傷む彼女と、痛まない僕。


 「特段知りたくもないですよ。 ・・・本当は結構前から気付いていたんじゃないんですか?? 『自分に自営業は向いていない』って。 アナタの性格が邪魔をして、引くに引けない状態になっただけでしょう。 恥ずかしくて、カッコ悪くて頭を下げられない。 だったら今のアナタは何なんですか?? 働かずに家族に暴力振るって。 相当ダサいだろうが!! 下げろよ、頭の1つや2つ。 難しい事じゃないだろうが!! 何でこんなに状況が悪化するまで、悪化しても尚、改善しようとしないんだよ!!」

 「うるせぇな!! オマエに関係ないだろうが!!」

 吉野さんの父親が僕に掴みかかり、馬乗りになった。

 「やめて!!」

 僕に怪我をさせまいと、僕と吉野さんの父親の間に、吉野さんが自分の身体を挟み込んだ。

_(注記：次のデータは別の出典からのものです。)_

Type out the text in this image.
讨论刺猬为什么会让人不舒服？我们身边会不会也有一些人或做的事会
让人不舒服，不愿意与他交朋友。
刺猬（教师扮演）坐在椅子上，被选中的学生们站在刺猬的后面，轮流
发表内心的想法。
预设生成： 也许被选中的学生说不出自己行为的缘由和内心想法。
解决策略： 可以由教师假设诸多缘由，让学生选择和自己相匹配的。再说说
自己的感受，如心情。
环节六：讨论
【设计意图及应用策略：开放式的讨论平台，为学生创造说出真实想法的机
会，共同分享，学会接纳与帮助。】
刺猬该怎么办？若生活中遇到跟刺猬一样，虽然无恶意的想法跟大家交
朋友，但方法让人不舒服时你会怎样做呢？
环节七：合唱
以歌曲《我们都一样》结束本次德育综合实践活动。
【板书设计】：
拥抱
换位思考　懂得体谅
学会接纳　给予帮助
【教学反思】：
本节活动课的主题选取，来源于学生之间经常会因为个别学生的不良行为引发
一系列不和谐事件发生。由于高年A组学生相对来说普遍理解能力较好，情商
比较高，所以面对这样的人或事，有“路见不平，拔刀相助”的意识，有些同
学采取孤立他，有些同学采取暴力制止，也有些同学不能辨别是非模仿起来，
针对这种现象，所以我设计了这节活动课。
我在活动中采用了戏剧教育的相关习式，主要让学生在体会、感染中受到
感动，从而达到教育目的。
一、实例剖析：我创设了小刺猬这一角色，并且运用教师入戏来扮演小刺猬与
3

 『何でって・・・手遅れだからだよ』吉野さんが僕の耳元で呟いた。

 手遅れになるまで拗らせてしまった事を分かっているから、吉野さんの父親は事態の建て直しを放棄した。 吉野さんも父親の改心を諦めてしまった。

 そんな吉野さんが、

 「・・・言うよ。 だから、北川くんに迷惑が掛かる事はしないで。 北川くんから離れて!!」

 頑なに口を噤んでいた秘事を話すと言い出した。